There's no washes on the models, as they are pretty small. At the same time, no highlights. Also, I need to find a solution for how to handle the models while I paint them, as they were really easy to wear down to metal with finger tips.

Which do you prefer? Any thoughts on what else I could do - any other colours I could try, techniques I could use? Feedback is appreciated as I'm struggling to see what else I can do. I prefer the left hand model, I think - it looks more 'Royal Navy'. It should also be easier to paint on a larger scale.

Also, bear in mind these were quickly painted to get an idea of colours, so they are not the neatest!



  1. I stick mine on clear 3mm acrylic rod (2mm for frigates and smaller) while I paint them.

    I like the green and tan over grey look.

    1. Thanks Tamsin - I seemed to remember you using some sort of stand to hold your ships upright? I've got the flight peg toppers which I haven't put on yet as the models have been dipped in Fairy Power spray once already and I wasn't sure what that would do to the plastic. I was thinking I may glue them onto the top of paint bottles while I work - I'm not too happy with using the flight pegs while I paint as they have a habit of breaking!

    2. You could use 2 or 3mm brass rod instead of the acrylic as a handle for painting, then remove it at the end. Just don't use superglue!

    3. Thanks for the food for thought, I'm going to experiment and see how I get on!

  2. I think smaller models call for lighter, brighter colors. And do the ships have places in the bottom for the flight stands? If so, I'd spray undercoat, then glue in the flight stand and use that to hold while painting.

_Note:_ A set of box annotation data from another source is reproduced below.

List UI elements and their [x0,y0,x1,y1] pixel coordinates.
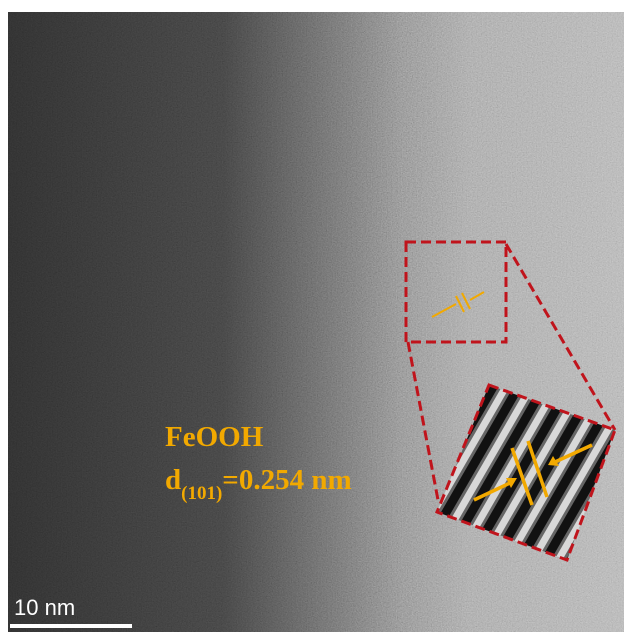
scale-bar-label: 10 nm [14,595,75,620]
page: {"label": {"material": "FeOOH", "d_prefi… [0,0,624,632]
tem-image: FeOOH d(101)=0.254 nm 10 nm [0,0,624,632]
scale-bar [10,624,132,628]
material-label: FeOOH [165,421,264,453]
d-prefix: d [165,464,181,496]
plane: (101) [181,483,222,504]
spacing: =0.254 nm [222,464,351,496]
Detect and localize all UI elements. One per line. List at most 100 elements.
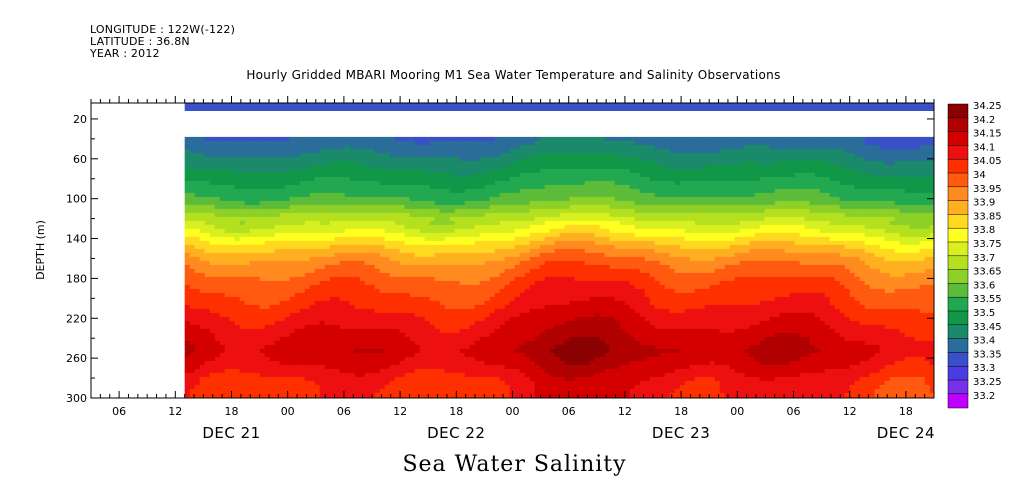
heatmap-cell bbox=[339, 244, 346, 250]
heatmap-cell bbox=[419, 164, 426, 170]
heatmap-cell bbox=[559, 260, 566, 266]
heatmap-cell bbox=[224, 312, 231, 318]
heatmap-cell bbox=[209, 212, 216, 218]
heatmap-cell bbox=[344, 184, 351, 190]
heatmap-cell bbox=[384, 324, 391, 330]
heatmap-cell bbox=[334, 308, 341, 314]
heatmap-cell bbox=[194, 380, 201, 386]
heatmap-cell bbox=[524, 176, 531, 182]
heatmap-cell bbox=[354, 392, 361, 398]
heatmap-cell bbox=[294, 292, 301, 298]
heatmap-cell bbox=[429, 136, 436, 142]
heatmap-cell bbox=[489, 380, 496, 386]
heatmap-cell bbox=[214, 276, 221, 282]
heatmap-cell bbox=[469, 148, 476, 154]
heatmap-cell bbox=[419, 252, 426, 258]
heatmap-cell bbox=[334, 152, 341, 158]
heatmap-cell bbox=[479, 208, 486, 214]
heatmap-cell bbox=[224, 184, 231, 190]
heatmap-cell bbox=[399, 284, 406, 290]
heatmap-cell bbox=[439, 228, 446, 234]
heatmap-cell bbox=[279, 396, 286, 398]
heatmap-cell bbox=[434, 160, 441, 166]
heatmap-cell bbox=[399, 160, 406, 166]
heatmap-cell bbox=[194, 352, 201, 358]
heatmap-cell bbox=[454, 252, 461, 258]
heatmap-cell bbox=[259, 368, 266, 374]
heatmap-cell bbox=[279, 176, 286, 182]
heatmap-cell bbox=[224, 396, 231, 398]
heatmap-cell bbox=[484, 152, 491, 158]
heatmap-cell bbox=[269, 368, 276, 374]
heatmap-cell bbox=[439, 148, 446, 154]
heatmap-cell bbox=[289, 356, 296, 362]
heatmap-cell bbox=[474, 164, 481, 170]
heatmap-cell bbox=[289, 372, 296, 378]
heatmap-cell bbox=[244, 240, 251, 246]
heatmap-cell bbox=[274, 348, 281, 354]
heatmap-cell bbox=[444, 188, 451, 194]
heatmap-cell bbox=[374, 272, 381, 278]
heatmap-cell bbox=[274, 256, 281, 262]
heatmap-cell bbox=[364, 252, 371, 258]
heatmap-cell bbox=[464, 368, 471, 374]
heatmap-cell bbox=[499, 300, 506, 306]
heatmap-cell bbox=[229, 208, 236, 214]
heatmap-cell bbox=[374, 360, 381, 366]
heatmap-cell bbox=[249, 356, 256, 362]
heatmap-cell bbox=[224, 228, 231, 234]
heatmap-cell bbox=[504, 148, 511, 154]
heatmap-cell bbox=[514, 184, 521, 190]
heatmap-cell bbox=[324, 164, 331, 170]
heatmap-cell bbox=[224, 364, 231, 370]
heatmap-cell bbox=[359, 176, 366, 182]
heatmap-cell bbox=[249, 156, 256, 162]
heatmap-cell bbox=[329, 320, 336, 326]
heatmap-cell bbox=[469, 164, 476, 170]
heatmap-cell bbox=[394, 396, 401, 398]
heatmap-cell bbox=[469, 380, 476, 386]
heatmap-cell bbox=[294, 172, 301, 178]
heatmap-cell bbox=[414, 200, 421, 206]
heatmap-cell bbox=[209, 324, 216, 330]
heatmap-cell bbox=[244, 208, 251, 214]
heatmap-cell bbox=[314, 236, 321, 242]
heatmap-cell bbox=[239, 348, 246, 354]
heatmap-cell bbox=[284, 308, 291, 314]
heatmap-cell bbox=[294, 280, 301, 286]
heatmap-cell bbox=[314, 344, 321, 350]
heatmap-cell bbox=[264, 196, 271, 202]
heatmap-cell bbox=[459, 204, 466, 210]
heatmap-cell bbox=[304, 356, 311, 362]
heatmap-cell bbox=[319, 360, 326, 366]
heatmap-cell bbox=[284, 300, 291, 306]
heatmap-cell bbox=[309, 304, 316, 310]
heatmap-cell bbox=[354, 344, 361, 350]
heatmap-cell bbox=[319, 352, 326, 358]
heatmap-cell bbox=[264, 376, 271, 382]
heatmap-cell bbox=[349, 156, 356, 162]
heatmap-cell bbox=[464, 236, 471, 242]
heatmap-cell bbox=[334, 276, 341, 282]
heatmap-cell bbox=[334, 352, 341, 358]
heatmap-cell bbox=[259, 376, 266, 382]
heatmap-cell bbox=[494, 352, 501, 358]
heatmap-cell bbox=[194, 328, 201, 334]
heatmap-cell bbox=[184, 140, 191, 146]
heatmap-cell bbox=[459, 244, 466, 250]
heatmap-cell bbox=[324, 168, 331, 174]
heatmap-cell bbox=[284, 204, 291, 210]
heatmap-cell bbox=[204, 384, 211, 390]
heatmap-cell bbox=[214, 196, 221, 202]
heatmap-cell bbox=[489, 312, 496, 318]
heatmap-cell bbox=[554, 264, 561, 270]
heatmap-cell bbox=[199, 316, 206, 322]
heatmap-cell bbox=[374, 396, 381, 398]
heatmap-cell bbox=[554, 180, 561, 186]
heatmap-cell bbox=[334, 188, 341, 194]
heatmap-cell bbox=[444, 196, 451, 202]
heatmap-cell bbox=[399, 276, 406, 282]
heatmap-cell bbox=[394, 332, 401, 338]
heatmap-cell bbox=[419, 256, 426, 262]
heatmap-cell bbox=[229, 324, 236, 330]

    1. Thanks David. These ships do have holes for flight pegs, but they are so prone to snapping they just are not worth it. I have 'flight peg toppers' which was like acrylic donuts that go on the bottom of the models and provide a better hole for the flight peg - and allow the flight peg to be removed for storage of the model in foam.

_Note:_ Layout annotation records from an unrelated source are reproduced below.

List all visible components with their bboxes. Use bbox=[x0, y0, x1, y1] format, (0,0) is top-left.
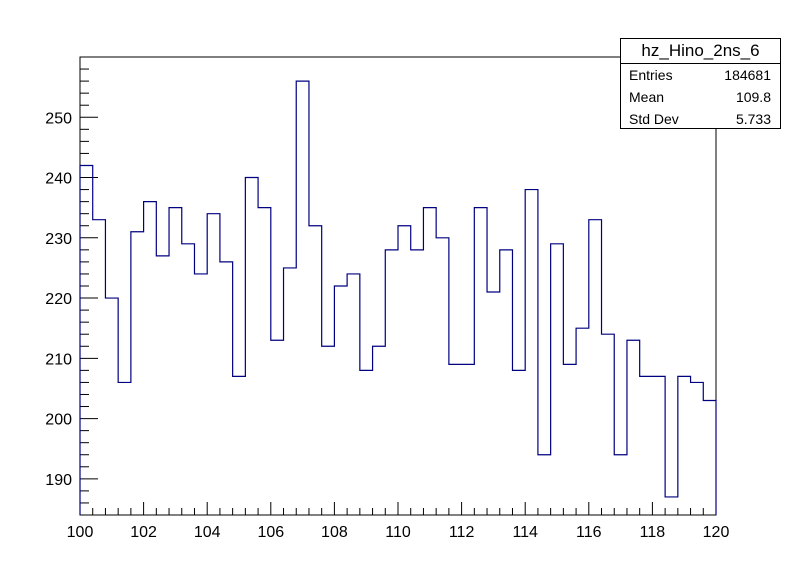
stats-label: Std Dev bbox=[629, 111, 679, 127]
stats-value: 109.8 bbox=[735, 89, 771, 105]
stats-title: hz_Hino_2ns_6 bbox=[621, 39, 780, 64]
x-tick-label: 106 bbox=[257, 524, 284, 541]
y-tick-label: 200 bbox=[45, 412, 72, 429]
x-tick-label: 110 bbox=[385, 524, 411, 541]
x-tick-label: 120 bbox=[703, 524, 730, 541]
stats-value: 5.733 bbox=[735, 111, 771, 127]
x-tick-label: 112 bbox=[449, 524, 475, 541]
stats-value: 184681 bbox=[724, 67, 771, 83]
x-tick-label: 116 bbox=[576, 524, 602, 541]
y-tick-label: 240 bbox=[45, 171, 72, 188]
stats-box: hz_Hino_2ns_6 Entries 184681 Mean 109.8 … bbox=[620, 38, 781, 129]
stats-label: Mean bbox=[629, 89, 665, 105]
y-tick-label: 190 bbox=[45, 472, 72, 489]
y-tick-label: 230 bbox=[45, 231, 72, 248]
stats-row-entries: Entries 184681 bbox=[621, 64, 780, 86]
x-tick-label: 108 bbox=[321, 524, 348, 541]
stats-label: Entries bbox=[629, 67, 673, 83]
stats-row-mean: Mean 109.8 bbox=[621, 86, 780, 108]
y-tick-label: 220 bbox=[45, 291, 72, 308]
y-axis: 190 200 210 220 230 240 250 bbox=[45, 56, 98, 516]
stats-row-stddev: Std Dev 5.733 bbox=[621, 108, 780, 130]
x-tick-label: 104 bbox=[194, 524, 221, 541]
histogram-series bbox=[79, 80, 717, 515]
x-tick-label: 114 bbox=[512, 524, 538, 541]
y-tick-label: 210 bbox=[45, 351, 72, 368]
x-axis: 100 102 104 106 108 110 112 114 116 118 120 bbox=[67, 502, 730, 541]
x-tick-label: 100 bbox=[67, 524, 94, 541]
y-tick-label: 250 bbox=[45, 110, 72, 127]
x-tick-label: 102 bbox=[130, 524, 157, 541]
x-tick-label: 118 bbox=[640, 524, 666, 541]
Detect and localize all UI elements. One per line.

      I think the lighter colours on the grey only ship look a bit better and a lot more military. To be honest they are both quite small (although they are by no means the smallest ship, these being Light Cruisers) and both schemes look much of a muchness at a distance.

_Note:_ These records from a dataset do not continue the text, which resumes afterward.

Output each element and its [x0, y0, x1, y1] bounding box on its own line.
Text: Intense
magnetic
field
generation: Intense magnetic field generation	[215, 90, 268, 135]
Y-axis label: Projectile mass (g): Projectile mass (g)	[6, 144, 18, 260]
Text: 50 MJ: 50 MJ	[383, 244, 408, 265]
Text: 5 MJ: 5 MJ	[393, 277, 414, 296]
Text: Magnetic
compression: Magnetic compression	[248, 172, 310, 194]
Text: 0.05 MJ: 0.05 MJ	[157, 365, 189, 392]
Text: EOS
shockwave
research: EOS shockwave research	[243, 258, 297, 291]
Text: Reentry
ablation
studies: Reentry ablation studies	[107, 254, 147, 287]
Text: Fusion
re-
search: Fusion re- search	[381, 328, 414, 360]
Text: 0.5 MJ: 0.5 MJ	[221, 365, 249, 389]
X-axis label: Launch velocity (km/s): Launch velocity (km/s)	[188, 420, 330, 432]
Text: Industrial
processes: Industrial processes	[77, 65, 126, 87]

  3. I've driven nails through the bases and drilled holes in the minis for the nails. Harder to store, but less concern of broken stands.

    Smaller scales do tend to look darker than what you paint them, so the recomendation is to lighten up the tone (mostly given as advice when trying to colour match historical tanks etc). Some yellow, red, and white dots and lines as lights, power conduit, energy arrays would help I think.

    The blue is slightly more interesting because there is some colour, but it's a very gleyish blue. I'd suggest you choose a single colour that has some more vibrancy/hue to it, and paint a minor, but noticeable, amount of terrain that colour.

    One suggestion for these guys might be having the drive housing a colour (like the tan in the lower photos, but with more pigment/brightness). Make the drive in the tan housing a bright white or red or blue? I'd also try and match the main engine at the back of the body to the outrigger engines.

    All that may need to be decided in relation to how the rest of the ships in the fleet look, but I think the gzg stuff tends to have strongly similarities throughout the ship range of a given faction.

    1. Thanks for the feedback Dave. I've gone with Red (as the newer blog pics show) and tried some colours on the nacelles (one each side just to see how each looks). I think the red works well, although I was very dubious about using strong primary colours like that. I guess is fits ok as the colours were largely chosen from WW2 era ships that tended to have red funnels (at least some did in peace time).

      I may try a lighter base shade on my next one given your comments as well. More a 'sky grey' shade. I'll try lights and such as well, possibly in yellow or white/Ivory.

  4. I like the left one. Looks more no-nonsense military to me.